My PhD

Title:
Developing Trust in Algorithmically Driven Services by Enhancing Explainable and Fair Machine Learning Through Co-Creation and Customer Interactions

External Stakeholder:
Starling Bank

The Research:
This project will consider ways of ensuring that end-users (the customers) understand – and are satisfied with - the reasons for the ways the services are presented and offered to them. A particular focus will be to ensure that interactions between the customer and the service appear just, inclusive, transparent and fair uncovering potential nuanced biases. To achieve this the project will adopt an ambitious mixed methods approach to connect the end-user to FairML algorithm development. Furthermore, it will challenge the unidirectional assumptions of current XAI research and embrace an interactive ‘conversation’ and co-creation of FairML to enhance trust. First, using participatory design and co-creation methods the research will challenge and shape acceptable fairness of algorithmic approaches, with a focus on how the customer can come to trust the service delivery (e.g. overdraft or loan approvals). For example, this may define fairness as parity of outcome (customer focus - to change living conditions, support social mobility etc.) rather than parity of opportunity (bank focus - manage financial risks of repayment). This co-design could also consider ethical design decisions in such cases where there is a 'real' (as in statistically accurate) difference, not just a legacy or artefact of human bias, historical data or other types of bias. For example, the choice to make insurance premiums independent of gender was an ethical one, since it was factually accurate that on average, i.e. from the insurance firm’s point of view, female drivers were lower risk.

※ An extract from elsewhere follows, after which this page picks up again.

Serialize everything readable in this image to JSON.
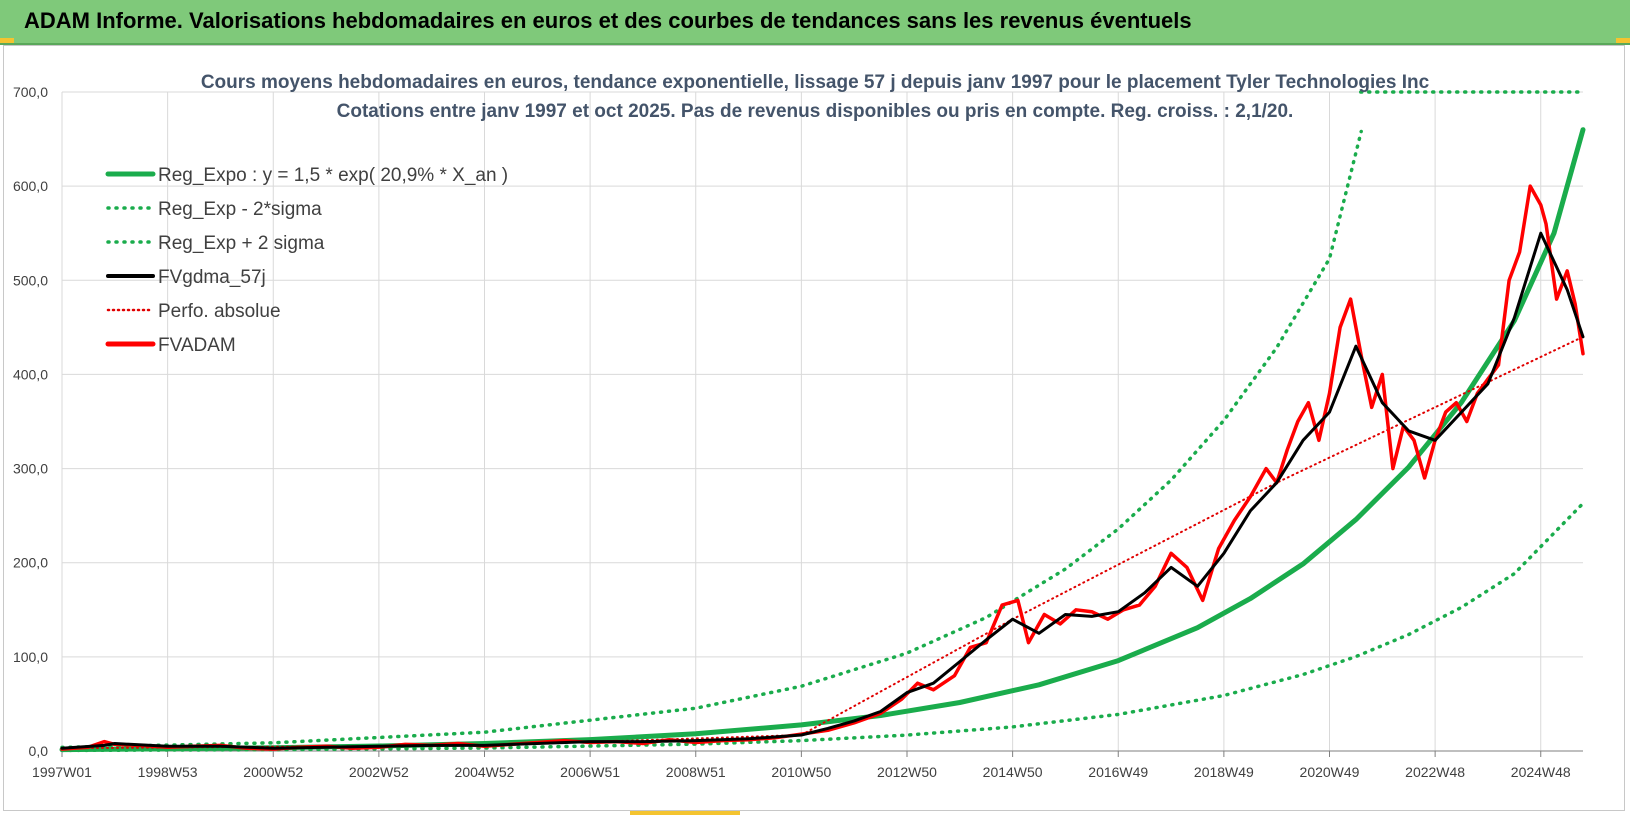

Second, working with data scientists at Starling the research will design test and evaluate ways in which implicit or explicit interactions (including AI explanation techniques) with the customers can drive the performance of fair algorithms that deliver services. This could
include: development and adoption of specific fairness metrics (often supervised) with customer consent; unfairness discovery through unsupervised learning approaches and how it relates to customer’s perception of fairness or trust in algorithmically driven service delivery; empirical assessment of proxy variables’ impact on desirable discriminatory value or undesirable bias; considering average versus distribution and the disproportional impact on people in protected characteristic groups.